When we begin to describe video games, we usually talk of them terms of genre, and we talk of genres in terms of gameplay mechanics — they’re usually more concerned with the controller in your hands than the story on the screen. Other mediums leverage genre to suggest the tone of narrative content (i.e., strategy or platformer vs. drama or comedy). Do you think that narrative-focused games would gain anything by taking on the latter approach? How do you approach this as the medium continues to evolve?
That’s a really big question — I’m always a little wary of them as I’ve only got an opinion to offer that and I’m not sure how much that’s really worth (I’m definitely of the old school attitude that we could do with less opinions out there, particularly about games, and more proper critical investigations). I guess from our point of view we might sit within the evolving FPX genre and Rapture might be ostensibly a science-fiction story, but we don’t consciously use those as markers or ways to understand what we do. We wanted to tell this story and everything about the game coalesced around that. It’s the best way we could think of to tell the story and we told it the best we could. Fundamentally, that’s all you can do.

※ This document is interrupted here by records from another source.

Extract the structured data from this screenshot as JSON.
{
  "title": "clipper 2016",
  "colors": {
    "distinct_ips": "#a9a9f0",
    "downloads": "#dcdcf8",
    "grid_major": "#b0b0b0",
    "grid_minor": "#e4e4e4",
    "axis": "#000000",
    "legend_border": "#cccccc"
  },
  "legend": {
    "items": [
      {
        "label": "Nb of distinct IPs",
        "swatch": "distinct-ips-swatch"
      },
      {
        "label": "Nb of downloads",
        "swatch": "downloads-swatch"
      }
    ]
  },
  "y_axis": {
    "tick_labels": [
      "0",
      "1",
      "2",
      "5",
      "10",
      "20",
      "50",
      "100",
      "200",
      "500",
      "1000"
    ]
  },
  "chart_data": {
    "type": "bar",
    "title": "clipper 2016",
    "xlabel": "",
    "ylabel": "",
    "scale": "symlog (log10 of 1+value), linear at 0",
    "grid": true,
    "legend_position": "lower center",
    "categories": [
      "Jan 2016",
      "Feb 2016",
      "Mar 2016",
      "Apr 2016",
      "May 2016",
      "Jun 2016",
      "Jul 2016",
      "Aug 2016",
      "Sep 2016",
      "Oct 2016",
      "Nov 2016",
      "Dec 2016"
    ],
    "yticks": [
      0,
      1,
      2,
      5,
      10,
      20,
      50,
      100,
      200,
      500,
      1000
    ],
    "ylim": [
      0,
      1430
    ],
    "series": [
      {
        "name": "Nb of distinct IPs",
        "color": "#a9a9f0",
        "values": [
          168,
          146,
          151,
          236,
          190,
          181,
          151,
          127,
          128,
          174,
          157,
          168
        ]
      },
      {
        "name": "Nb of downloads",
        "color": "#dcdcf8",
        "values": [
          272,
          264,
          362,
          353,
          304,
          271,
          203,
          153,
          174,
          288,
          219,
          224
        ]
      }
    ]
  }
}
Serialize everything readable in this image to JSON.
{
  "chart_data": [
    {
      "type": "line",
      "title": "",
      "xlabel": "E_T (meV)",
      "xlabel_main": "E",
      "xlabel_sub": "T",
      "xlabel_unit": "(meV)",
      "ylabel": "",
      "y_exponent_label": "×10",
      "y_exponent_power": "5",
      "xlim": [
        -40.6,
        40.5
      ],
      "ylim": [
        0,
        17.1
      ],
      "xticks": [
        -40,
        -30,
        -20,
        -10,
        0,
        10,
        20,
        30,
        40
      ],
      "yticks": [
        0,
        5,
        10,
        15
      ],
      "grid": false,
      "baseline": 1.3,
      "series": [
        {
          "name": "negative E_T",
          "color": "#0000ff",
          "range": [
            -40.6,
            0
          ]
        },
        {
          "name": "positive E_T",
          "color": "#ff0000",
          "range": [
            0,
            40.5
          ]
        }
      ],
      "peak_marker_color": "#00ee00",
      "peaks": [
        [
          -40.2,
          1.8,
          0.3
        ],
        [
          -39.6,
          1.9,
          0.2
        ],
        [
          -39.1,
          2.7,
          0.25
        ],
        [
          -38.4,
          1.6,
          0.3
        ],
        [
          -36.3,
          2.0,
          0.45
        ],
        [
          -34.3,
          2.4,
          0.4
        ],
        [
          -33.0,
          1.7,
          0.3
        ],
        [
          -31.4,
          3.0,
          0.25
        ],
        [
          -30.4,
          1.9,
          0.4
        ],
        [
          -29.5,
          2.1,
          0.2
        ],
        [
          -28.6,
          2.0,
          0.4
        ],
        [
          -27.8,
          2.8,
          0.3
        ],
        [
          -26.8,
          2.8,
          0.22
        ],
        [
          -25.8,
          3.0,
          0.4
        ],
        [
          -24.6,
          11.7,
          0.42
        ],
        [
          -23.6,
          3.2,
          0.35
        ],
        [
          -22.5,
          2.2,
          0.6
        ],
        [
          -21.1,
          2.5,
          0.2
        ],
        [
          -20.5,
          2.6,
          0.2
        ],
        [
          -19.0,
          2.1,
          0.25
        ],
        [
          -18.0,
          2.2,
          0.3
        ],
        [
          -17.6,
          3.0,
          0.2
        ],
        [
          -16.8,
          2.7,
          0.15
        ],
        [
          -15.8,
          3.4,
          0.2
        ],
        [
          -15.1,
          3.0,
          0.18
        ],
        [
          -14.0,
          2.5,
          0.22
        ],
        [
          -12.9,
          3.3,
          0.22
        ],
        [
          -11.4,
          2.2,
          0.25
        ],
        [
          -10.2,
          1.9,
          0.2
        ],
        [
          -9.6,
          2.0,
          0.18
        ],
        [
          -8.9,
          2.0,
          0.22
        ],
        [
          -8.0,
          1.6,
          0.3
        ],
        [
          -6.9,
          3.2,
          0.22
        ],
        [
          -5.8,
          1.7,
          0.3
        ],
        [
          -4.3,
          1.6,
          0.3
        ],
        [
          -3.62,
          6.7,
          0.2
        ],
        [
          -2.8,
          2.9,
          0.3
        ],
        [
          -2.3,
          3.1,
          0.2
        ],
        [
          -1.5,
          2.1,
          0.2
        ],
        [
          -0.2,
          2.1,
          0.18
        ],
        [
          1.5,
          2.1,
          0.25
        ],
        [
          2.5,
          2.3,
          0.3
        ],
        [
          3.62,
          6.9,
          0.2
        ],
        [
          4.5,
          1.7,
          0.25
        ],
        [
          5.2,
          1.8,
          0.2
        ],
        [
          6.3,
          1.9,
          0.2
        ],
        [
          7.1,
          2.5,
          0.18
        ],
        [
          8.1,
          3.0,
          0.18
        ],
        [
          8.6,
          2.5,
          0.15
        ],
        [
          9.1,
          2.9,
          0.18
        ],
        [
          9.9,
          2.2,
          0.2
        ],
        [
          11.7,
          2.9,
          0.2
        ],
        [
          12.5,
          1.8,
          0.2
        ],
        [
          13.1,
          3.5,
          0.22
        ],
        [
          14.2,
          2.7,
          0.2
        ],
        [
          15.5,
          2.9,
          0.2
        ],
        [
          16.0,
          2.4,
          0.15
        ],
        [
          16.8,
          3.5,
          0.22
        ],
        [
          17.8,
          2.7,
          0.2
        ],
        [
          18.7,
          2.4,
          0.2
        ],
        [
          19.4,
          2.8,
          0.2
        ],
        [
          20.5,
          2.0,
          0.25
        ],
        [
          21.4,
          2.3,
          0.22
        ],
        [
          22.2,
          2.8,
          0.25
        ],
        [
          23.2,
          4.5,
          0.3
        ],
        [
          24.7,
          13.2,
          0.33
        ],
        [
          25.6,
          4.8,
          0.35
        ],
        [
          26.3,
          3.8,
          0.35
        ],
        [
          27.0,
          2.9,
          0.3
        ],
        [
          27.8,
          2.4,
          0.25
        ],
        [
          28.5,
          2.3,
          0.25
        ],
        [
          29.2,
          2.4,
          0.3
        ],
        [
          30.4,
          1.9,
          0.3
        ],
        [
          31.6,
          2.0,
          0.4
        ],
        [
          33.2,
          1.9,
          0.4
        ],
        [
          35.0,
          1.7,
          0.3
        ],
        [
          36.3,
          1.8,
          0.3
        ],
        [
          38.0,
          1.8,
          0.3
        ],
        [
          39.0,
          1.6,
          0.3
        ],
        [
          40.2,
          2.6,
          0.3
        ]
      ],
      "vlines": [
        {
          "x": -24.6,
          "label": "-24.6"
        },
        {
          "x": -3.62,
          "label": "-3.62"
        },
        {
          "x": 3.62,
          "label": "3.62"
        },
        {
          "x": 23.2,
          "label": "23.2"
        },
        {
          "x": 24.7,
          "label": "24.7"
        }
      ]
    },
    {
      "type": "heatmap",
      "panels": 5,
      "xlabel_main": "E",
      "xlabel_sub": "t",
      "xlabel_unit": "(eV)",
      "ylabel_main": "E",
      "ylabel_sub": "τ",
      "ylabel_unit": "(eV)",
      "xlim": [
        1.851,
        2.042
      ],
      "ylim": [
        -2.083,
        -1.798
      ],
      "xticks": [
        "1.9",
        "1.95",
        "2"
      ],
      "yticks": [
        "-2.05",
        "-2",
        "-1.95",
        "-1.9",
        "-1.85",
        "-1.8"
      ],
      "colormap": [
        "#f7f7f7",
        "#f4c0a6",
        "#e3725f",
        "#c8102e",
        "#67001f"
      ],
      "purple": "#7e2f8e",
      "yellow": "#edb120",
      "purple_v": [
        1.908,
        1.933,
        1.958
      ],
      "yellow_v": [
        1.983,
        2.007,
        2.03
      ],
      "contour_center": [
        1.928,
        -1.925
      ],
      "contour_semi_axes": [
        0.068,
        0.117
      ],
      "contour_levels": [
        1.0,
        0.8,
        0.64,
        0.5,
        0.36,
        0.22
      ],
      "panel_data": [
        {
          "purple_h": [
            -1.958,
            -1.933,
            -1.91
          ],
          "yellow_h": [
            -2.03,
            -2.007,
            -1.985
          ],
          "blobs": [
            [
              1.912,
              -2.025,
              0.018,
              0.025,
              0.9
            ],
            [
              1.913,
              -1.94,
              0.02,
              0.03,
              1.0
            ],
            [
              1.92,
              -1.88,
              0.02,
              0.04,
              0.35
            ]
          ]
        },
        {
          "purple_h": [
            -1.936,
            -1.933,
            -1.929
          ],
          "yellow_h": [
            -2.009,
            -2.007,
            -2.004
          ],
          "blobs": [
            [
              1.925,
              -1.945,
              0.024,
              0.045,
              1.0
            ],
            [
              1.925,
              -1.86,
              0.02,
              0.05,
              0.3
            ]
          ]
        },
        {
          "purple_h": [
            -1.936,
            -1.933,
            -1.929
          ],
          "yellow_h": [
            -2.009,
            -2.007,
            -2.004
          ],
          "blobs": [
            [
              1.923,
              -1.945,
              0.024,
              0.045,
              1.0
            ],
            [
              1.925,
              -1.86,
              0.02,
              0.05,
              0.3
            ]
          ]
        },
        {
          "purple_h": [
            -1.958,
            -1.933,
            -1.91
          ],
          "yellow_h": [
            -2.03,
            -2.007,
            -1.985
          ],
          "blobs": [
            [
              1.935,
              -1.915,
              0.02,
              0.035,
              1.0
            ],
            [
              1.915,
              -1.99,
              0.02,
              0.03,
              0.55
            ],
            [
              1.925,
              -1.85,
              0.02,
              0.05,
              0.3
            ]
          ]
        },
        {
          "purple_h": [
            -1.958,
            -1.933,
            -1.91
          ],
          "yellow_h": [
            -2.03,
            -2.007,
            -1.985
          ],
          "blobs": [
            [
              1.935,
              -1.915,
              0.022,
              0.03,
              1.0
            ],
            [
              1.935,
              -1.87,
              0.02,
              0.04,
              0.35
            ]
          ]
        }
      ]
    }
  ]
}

As friends ask about the game, I start by describing it as bright horror. If video game genres as we knew them today were cast aside tomorrow, what genre would you assign or invent for Everybody’s Gone to the Rapture?
I love the term bright horror, there’s an eerie beauty in that and I think it sums up Rapture really well. Not sure I can do better than that. If we were binning off all game genres I’d just say, “It’s a story about people and the end of the world that you explore with a controller in your hand.” Or something like that.
“Writing games is not about writing stories, it’s about writing architectures for stories to be created in.”
Is storytelling the foremost evolution in video games? Where do you see the medium venturing next, and do you see The Chinese Room’s creative drive running parallel to that?
No-one in their right minds would seriously nail their opinion to a question like where is gaming going next! God knows. The jury is out on VR, more than the rhetoric might suggest, if you ask me, but we’ll see. I suspect the design paradigms in mobile will continue to develop, rather than aping console/PC designs and essentially porting that conceptual architecture to handhelds. I can’t see the dominant genres changing radically in the near future. I genuinely hope we continue to see increased diversity of both content and design ideas — and in the development community making games — because I fundamentally believe that innovation and diversity are the lifeblood of gaming and always have been. We’re really lucky to have the opportunity to make the games we love making and fans who support us, and to be part of this amazing medium. We’ll keep at it for as long as we can.